Schaffung eines «Anti-Systems»

Doch mit diesem Rückenwind gibt sich Marine Le Pen nicht zufrieden, wie ihr Wahlprogramm beweist. Sie hat ihre eigenen Lehren aus dem Erfolg von Donald Trump in den USA gezogen: Analog zu dessen «America First» möchte sie mit einer Volksabstimmung die nationale Bevorzugung der französischen Staatsangehörigen in der Verfassung verankern. Diese verbietet heute eine explizite Diskriminierung auf dem Arbeits- oder Wohnungsmarkt, wie sich Le Pen das wünscht. Arbeit­geber, die ausländische Arbeitskräfte anstellen, sollen inskünftig eine Strafsteuer bezahlen.

Trump ist für den FN ein Vorbild für die Rückkehr zu einem «Protektionismus der Nationen» und das «Ende des Ultraliberalismus». Was Trump kann und jetzt vormacht, hat sich Marine Le Pen für Frankreich schon längst vor­genommen. Sie will Frankreichs Unternehmen und Frankreichs Arbeitnehmer gegen die ausländische Konkurrenz schützen und nicht nur für Aufträge einheimische Firmen bevorzugen, sondern auch eine lokale Produktion statt der heutigen internationalen Wertschöpfungsketten. Mit einer dreiprozentigen Abgabe auf Importwaren möchte sie eine Kaufkraftprämie von 80 Euro für Rentner und Erwerbstätige mit weniger als 1500 Euro monatlich finanzieren. Seit Langem schon richtet sich der FN mit Erfolg an die Benachteiligten und Zukurzgekommenen in der französischen Gesellschaft, die sich von den anderen Partei verraten und nicht vertreten fühlen. Laut einer Studie wählen 40 Prozent der Arbeiter und eine Mehrheit der Arbeitslosen den FN, der sich heute als Frankreichs «Arbeiterpartei» bezeichnet.

Sündenbock EU

In ihrer populistischen Propaganda, die sich manchmal in kommunistischen Mustern bedient, hat Marine Le Pen Klassenbewusstsein durch National­bewusstsein, Proletarier durch Patrioten und Antikapitalismus durch «Anti- System» ersetzt. Ganz in der französischen Tradition steht auch der überall intervenierende allmächtige Staat im Zentrum ihres Programms. Mit der Grosszügigkeit einer Kandidatin, die allenfalls später ihre Versprechen einhalten müsste, verteilt sie in ihrer Rede 25 Prozent mehr Wohnzulagen für die Studierenden, erhöhte Mindestrenten, Hilfe für Alleinerziehende. Wie das alles finanziert werden soll, fragen freilich nur ihre Gegner.

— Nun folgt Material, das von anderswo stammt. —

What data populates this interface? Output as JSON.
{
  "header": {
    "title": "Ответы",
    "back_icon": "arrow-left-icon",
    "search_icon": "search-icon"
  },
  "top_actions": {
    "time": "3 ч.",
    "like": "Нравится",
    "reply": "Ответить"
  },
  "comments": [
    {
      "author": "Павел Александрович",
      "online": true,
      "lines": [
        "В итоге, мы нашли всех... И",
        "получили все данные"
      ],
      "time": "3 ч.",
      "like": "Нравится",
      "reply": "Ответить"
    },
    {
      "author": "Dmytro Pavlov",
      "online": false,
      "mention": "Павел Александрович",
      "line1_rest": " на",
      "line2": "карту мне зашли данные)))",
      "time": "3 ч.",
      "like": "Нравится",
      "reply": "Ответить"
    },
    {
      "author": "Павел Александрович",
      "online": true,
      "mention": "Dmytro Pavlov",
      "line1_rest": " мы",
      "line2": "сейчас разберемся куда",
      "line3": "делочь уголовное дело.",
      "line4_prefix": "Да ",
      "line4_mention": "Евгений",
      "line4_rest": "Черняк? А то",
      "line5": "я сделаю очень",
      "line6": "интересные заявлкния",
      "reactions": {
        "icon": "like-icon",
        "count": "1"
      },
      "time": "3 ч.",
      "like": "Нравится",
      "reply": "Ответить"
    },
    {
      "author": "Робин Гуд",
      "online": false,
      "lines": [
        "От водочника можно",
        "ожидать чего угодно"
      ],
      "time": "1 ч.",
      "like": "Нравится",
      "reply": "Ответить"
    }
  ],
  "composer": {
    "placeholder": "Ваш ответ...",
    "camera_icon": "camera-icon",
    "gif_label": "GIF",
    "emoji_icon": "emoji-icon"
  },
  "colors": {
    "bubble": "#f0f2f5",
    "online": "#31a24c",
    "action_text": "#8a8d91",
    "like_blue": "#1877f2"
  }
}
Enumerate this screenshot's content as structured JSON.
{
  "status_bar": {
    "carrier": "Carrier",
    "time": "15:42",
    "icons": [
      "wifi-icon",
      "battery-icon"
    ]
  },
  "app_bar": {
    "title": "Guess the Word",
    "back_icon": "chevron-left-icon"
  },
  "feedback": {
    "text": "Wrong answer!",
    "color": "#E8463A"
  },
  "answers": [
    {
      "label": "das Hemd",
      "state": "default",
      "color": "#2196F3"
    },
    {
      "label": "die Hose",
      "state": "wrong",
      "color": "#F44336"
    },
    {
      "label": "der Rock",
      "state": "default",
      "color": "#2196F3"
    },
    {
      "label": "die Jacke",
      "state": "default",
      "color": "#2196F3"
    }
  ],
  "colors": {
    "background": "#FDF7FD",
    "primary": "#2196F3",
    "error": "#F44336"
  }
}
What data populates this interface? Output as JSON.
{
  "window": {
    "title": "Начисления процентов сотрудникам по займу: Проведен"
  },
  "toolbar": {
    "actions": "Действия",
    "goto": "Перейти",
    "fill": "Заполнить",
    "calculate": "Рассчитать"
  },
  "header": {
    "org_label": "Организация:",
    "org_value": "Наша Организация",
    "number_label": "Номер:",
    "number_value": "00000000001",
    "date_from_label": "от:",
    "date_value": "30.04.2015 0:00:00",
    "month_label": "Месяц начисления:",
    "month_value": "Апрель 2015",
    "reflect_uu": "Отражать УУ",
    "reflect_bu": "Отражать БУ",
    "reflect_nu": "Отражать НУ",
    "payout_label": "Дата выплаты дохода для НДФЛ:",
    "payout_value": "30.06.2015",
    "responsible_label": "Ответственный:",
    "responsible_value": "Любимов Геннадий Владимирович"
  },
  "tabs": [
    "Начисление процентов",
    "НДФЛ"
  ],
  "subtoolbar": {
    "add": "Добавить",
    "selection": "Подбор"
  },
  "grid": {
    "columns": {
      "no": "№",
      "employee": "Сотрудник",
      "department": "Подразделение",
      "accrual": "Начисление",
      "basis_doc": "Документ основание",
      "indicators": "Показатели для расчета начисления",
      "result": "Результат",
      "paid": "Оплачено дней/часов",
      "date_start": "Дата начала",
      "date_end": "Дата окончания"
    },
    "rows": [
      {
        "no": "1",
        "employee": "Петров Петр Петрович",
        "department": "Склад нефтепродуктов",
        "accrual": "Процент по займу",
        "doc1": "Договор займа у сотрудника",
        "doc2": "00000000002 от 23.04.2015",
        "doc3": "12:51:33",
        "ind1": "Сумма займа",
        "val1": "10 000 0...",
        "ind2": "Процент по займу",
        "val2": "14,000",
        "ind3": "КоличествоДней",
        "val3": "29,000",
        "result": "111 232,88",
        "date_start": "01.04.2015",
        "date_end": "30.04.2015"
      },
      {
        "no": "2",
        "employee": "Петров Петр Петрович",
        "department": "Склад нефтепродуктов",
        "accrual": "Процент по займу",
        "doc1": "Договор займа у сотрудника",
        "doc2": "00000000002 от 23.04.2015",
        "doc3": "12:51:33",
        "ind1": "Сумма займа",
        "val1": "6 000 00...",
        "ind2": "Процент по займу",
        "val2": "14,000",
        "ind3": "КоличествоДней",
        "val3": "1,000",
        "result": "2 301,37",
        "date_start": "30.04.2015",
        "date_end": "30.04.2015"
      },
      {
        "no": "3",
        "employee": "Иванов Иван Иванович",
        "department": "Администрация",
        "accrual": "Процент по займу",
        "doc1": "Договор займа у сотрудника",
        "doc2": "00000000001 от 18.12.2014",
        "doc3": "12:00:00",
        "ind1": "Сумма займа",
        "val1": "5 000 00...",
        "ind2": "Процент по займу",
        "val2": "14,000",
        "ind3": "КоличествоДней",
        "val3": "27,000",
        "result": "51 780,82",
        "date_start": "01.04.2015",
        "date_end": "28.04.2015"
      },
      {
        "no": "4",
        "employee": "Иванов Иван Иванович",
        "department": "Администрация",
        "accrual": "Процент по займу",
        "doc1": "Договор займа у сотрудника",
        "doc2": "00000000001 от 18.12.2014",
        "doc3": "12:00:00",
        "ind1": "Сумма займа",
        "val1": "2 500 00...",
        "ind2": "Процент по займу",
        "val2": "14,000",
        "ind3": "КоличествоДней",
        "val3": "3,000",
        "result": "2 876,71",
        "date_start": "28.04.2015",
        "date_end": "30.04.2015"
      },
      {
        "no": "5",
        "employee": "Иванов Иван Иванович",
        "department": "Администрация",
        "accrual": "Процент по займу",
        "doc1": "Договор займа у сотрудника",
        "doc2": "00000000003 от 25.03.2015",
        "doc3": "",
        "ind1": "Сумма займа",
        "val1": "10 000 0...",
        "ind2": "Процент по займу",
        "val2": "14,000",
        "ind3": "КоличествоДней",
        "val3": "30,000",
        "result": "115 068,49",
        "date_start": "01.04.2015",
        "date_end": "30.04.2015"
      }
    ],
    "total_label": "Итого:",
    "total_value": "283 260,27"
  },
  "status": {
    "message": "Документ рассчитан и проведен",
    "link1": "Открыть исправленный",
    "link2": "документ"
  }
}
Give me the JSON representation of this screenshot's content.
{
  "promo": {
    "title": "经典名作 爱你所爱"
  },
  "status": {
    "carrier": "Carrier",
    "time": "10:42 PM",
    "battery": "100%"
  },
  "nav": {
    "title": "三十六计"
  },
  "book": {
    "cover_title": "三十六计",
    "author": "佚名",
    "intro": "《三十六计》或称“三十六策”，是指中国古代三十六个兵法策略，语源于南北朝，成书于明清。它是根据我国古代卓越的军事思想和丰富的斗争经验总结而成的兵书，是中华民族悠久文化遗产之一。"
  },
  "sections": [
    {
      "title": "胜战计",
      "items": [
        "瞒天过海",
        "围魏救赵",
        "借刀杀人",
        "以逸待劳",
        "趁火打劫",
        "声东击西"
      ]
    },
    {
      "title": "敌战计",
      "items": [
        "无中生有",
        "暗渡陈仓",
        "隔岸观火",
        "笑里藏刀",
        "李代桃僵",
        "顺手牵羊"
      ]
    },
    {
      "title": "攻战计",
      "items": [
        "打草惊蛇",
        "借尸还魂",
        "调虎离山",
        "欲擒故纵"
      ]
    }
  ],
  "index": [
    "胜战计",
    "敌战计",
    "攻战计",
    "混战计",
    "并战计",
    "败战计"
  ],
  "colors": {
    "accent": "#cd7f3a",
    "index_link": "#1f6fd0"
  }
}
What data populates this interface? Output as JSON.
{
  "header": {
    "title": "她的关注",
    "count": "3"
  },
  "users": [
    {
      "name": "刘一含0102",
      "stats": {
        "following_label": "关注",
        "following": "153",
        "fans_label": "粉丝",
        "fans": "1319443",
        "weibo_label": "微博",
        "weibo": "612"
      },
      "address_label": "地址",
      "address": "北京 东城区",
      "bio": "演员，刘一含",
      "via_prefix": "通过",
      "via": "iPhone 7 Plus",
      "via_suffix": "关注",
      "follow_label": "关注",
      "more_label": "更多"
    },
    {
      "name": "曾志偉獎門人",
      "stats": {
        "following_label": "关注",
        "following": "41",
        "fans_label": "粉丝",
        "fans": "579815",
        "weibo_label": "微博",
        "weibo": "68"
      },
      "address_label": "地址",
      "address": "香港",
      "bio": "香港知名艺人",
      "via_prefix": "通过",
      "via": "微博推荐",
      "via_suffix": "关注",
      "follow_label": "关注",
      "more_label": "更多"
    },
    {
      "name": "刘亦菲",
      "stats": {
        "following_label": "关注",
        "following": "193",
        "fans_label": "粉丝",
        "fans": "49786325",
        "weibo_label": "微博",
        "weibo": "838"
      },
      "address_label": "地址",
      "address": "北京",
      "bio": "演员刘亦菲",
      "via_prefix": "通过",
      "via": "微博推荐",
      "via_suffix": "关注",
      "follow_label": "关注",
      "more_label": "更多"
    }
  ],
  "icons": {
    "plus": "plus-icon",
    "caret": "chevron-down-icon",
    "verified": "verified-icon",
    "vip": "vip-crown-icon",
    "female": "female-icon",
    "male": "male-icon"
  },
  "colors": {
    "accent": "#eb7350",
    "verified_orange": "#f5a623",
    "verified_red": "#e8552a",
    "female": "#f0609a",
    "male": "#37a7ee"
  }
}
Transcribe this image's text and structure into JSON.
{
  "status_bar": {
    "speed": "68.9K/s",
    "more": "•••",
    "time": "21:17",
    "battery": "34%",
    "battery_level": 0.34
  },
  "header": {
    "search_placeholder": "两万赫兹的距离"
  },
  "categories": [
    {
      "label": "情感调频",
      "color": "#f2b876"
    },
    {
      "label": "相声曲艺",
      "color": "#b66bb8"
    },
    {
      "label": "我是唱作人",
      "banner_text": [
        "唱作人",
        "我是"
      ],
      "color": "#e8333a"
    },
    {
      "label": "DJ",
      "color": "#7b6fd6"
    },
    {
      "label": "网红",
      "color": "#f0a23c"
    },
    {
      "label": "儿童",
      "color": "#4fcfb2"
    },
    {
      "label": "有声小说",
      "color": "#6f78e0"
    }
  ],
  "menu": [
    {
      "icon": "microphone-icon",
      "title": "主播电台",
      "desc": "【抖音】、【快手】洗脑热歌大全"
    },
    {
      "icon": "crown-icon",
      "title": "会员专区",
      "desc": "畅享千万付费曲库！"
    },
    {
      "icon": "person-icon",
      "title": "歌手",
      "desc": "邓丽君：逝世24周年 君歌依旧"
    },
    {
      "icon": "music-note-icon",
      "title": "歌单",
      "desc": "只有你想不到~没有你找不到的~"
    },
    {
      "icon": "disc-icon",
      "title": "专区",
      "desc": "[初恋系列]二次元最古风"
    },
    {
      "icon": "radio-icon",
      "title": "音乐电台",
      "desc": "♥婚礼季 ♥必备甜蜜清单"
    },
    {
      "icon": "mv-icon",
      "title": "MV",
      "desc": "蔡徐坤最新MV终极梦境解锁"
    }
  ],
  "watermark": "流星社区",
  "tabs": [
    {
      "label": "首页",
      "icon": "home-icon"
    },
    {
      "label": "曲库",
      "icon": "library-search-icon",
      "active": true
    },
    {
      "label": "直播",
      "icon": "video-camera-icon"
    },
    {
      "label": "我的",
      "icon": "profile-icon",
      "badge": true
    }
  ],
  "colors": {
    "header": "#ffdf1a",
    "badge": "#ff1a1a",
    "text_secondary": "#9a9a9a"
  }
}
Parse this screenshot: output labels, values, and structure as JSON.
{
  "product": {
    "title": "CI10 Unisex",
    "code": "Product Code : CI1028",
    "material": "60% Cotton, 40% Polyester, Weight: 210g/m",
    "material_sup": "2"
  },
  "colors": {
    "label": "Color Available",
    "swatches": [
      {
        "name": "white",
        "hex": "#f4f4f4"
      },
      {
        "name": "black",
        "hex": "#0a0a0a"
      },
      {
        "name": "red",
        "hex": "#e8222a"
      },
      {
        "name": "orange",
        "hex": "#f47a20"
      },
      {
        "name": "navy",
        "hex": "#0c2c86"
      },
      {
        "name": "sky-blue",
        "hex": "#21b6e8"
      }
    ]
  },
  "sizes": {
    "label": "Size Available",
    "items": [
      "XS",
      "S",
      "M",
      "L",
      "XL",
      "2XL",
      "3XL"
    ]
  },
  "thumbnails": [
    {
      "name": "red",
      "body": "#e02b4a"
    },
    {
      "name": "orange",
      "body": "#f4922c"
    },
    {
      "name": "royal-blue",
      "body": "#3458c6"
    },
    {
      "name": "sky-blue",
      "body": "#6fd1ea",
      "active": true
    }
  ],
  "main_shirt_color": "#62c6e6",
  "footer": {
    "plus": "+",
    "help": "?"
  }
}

An Frankreichs Problemen sind für Le Pen nicht nur die bisherigen Politiker schuld, sondern auch die EU: «Die Europäische Union bevormundet uns. Wir müssen einen Weg finden, um unsere volle Souveränität und Freiheit zurückzugewinnen.» Mit einem weiteren «Referendum» würde sie sodann den «Frexit» einleiten und den Franzosen einen Austritt aus der EU nahe­legen, falls Brüssel nicht einem «Kompromiss» mit einer «Rückerstattung» der integralen nationalen Souveränität in den Bereichen Währungspolitik, Staatshaushalt, Gesetzgebung und territoriale Hoheit durch Grenzkontrollen zustimme.

Und falls das Volk Ja sage zu einem Austritt aus der EU, könne sie alle notwendigen Massnahmen ergreifen, die heute in der Grenz- und Immigrationskontrolle nicht möglich seien. Auch aus dem Euro möchte Le Pen aussteigen. Sie ist in diesem Bereich aber etwas vorsichtiger geworden und erwägt in einer ersten Zeit nach der Rückkehr zum Franc eine Parität der französischen Währung mit dem Euro. Leitmotiv ihres Programms ist es, der Nation auf diese Weise die volle Selbstbestimmung zurückzugeben.